I set it up in a small test environment,
and started backing up three clients into a deduplication pool
exclusively. 2 windows and 1 linux system
The first pass wasn't that impressive,
maybe a 5% to 10% de-dup ratio and it took a bit longer than just
streaming that same data to tape or disk.
The second pass had a 90% deduplication
ratio, mostly because just 1 week had passed since the first full
backup and not every file changed.
After three weeks, I had about 300GB of
data deduplicated down into about 90GB of disk space. The kbytes total
reported from the catalog said 300G, and df -k said 90G.
The data content of the three systems is
typical for a user workstation. Email, photos, miscellaneous files.
De-dup let me put many versions of those same files into a backup
without actually having many copies of that file spinning on disk.

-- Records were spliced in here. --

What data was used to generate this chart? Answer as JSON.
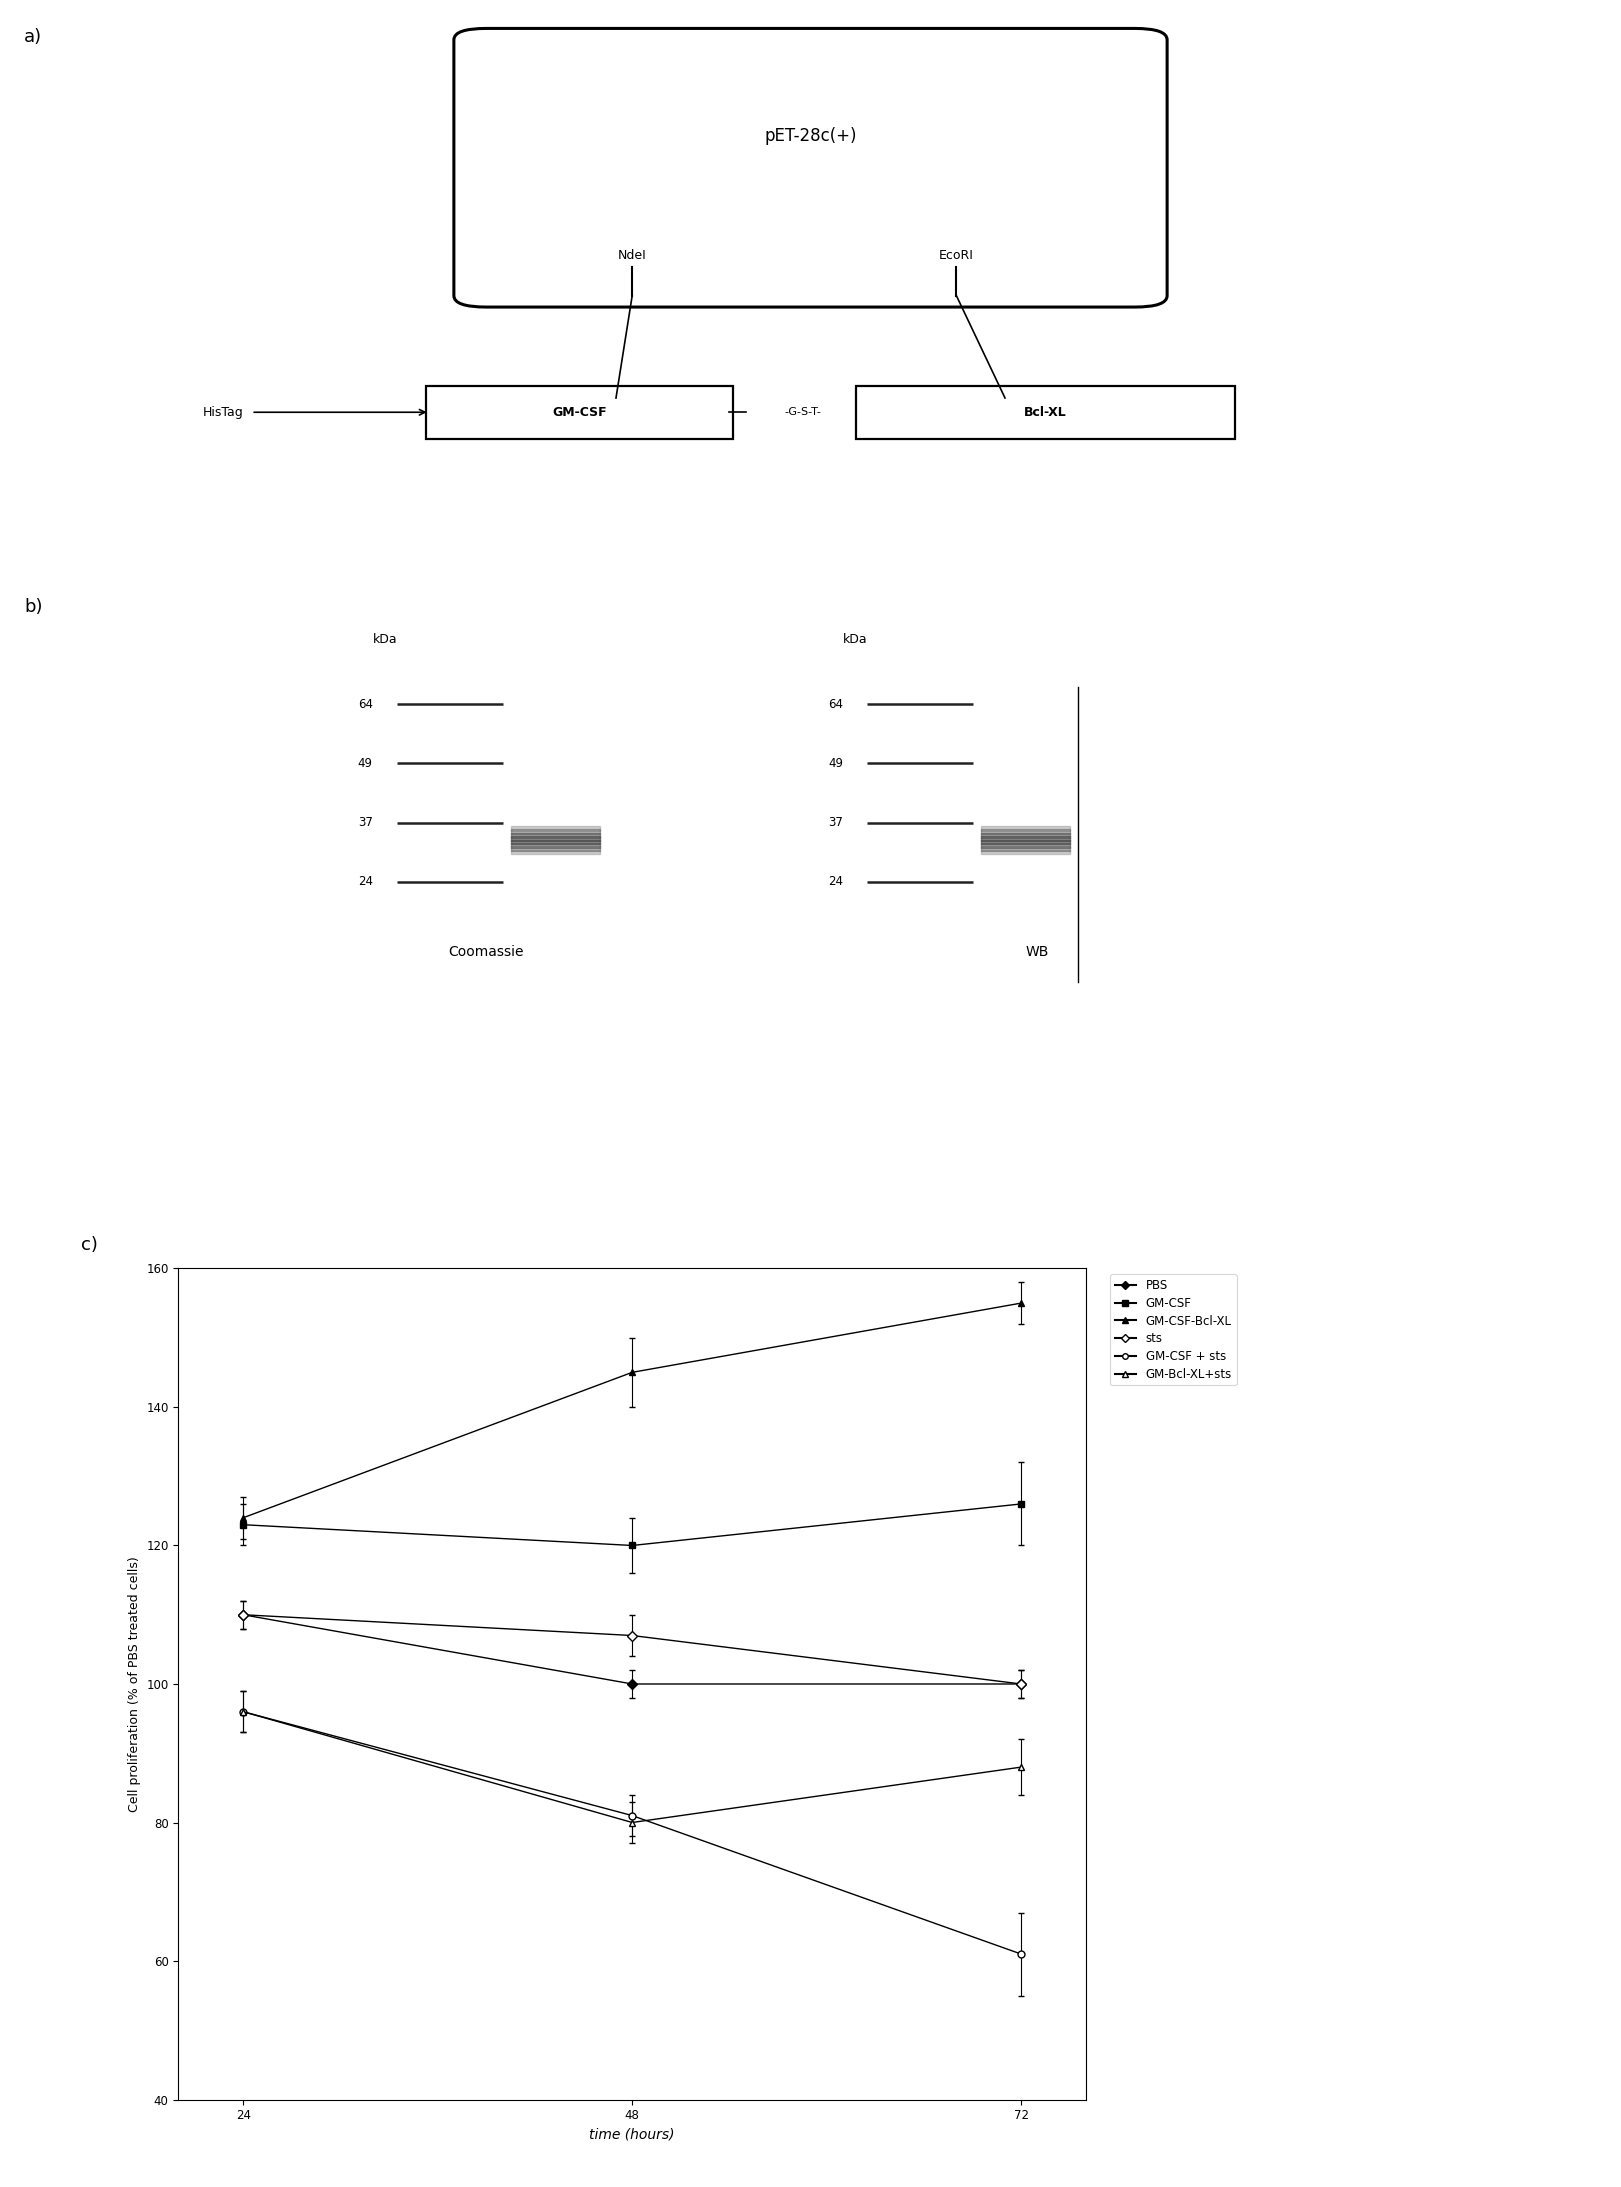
{
  "panel_a": {
    "plasmid_label": "pET-28c(+)",
    "ndei_label": "NdeI",
    "ecori_label": "EcoRI",
    "histag_label": "HisTag",
    "gmcsf_label": "GM-CSF",
    "gst_label": "-G-S-T-",
    "bclxl_label": "Bcl-XL"
  },
  "panel_b": {
    "coomassie_label": "Coomassie",
    "wb_label": "WB",
    "kdas_label": "kDa",
    "bands": [
      64,
      49,
      37,
      24
    ]
  },
  "panel_c": {
    "xlabel": "time (hours)",
    "ylabel": "Cell proliferation (% of PBS treated cells)",
    "xvals": [
      24,
      48,
      72
    ],
    "ylim": [
      40,
      160
    ],
    "yticks": [
      40,
      60,
      80,
      100,
      120,
      140,
      160
    ],
    "xticks": [
      24,
      48,
      72
    ],
    "series": {
      "PBS": {
        "y": [
          110,
          100,
          100
        ],
        "yerr": [
          2,
          2,
          2
        ],
        "color": "#000000",
        "marker": "D",
        "markerfacecolor": "#000000",
        "linestyle": "-",
        "markersize": 5,
        "label": "PBS"
      },
      "GM-CSF": {
        "y": [
          123,
          120,
          126
        ],
        "yerr": [
          3,
          4,
          6
        ],
        "color": "#000000",
        "marker": "s",
        "markerfacecolor": "#000000",
        "linestyle": "-",
        "markersize": 5,
        "label": "GM-CSF"
      },
      "GM-CSF-Bcl-XL": {
        "y": [
          124,
          145,
          155
        ],
        "yerr": [
          3,
          5,
          3
        ],
        "color": "#000000",
        "marker": "^",
        "markerfacecolor": "#000000",
        "linestyle": "-",
        "markersize": 5,
        "label": "GM-CSF-Bcl-XL"
      },
      "sts": {
        "y": [
          110,
          107,
          100
        ],
        "yerr": [
          2,
          3,
          2
        ],
        "color": "#000000",
        "marker": "D",
        "markerfacecolor": "#ffffff",
        "linestyle": "-",
        "markersize": 5,
        "label": "sts"
      },
      "GM-CSF + sts": {
        "y": [
          96,
          81,
          61
        ],
        "yerr": [
          3,
          3,
          6
        ],
        "color": "#000000",
        "marker": "o",
        "markerfacecolor": "#ffffff",
        "linestyle": "-",
        "markersize": 5,
        "label": "GM-CSF + sts"
      },
      "GM-Bcl-XL+sts": {
        "y": [
          96,
          80,
          88
        ],
        "yerr": [
          3,
          3,
          4
        ],
        "color": "#000000",
        "marker": "^",
        "markerfacecolor": "#ffffff",
        "linestyle": "-",
        "markersize": 5,
        "label": "GM-Bcl-XL+sts"
      }
    }
  },
  "background_color": "#ffffff",
  "text_color": "#000000"
}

And then the disk holding the de-duplicated
data developed a bunch of bad sectors and I lost it all. Once I
rebuild it, I'll check out the DR process for protecting your de-dup
database and files.
I also want to test client side
de-duplication to see if that helps stream data compared to media
server de-duplication alone. The media/master server is a quad core
with 8g ram, and the clients are a desktop and a laptop. After seeing
it run and observing the space savings it generates, I think it is a
very creative way to solve some (not all) problems. It is definitely
not a "set it and forget it" technology. You still need to monitor its
utilization similar to how you would monitor basic disk or tape usage.
-Jon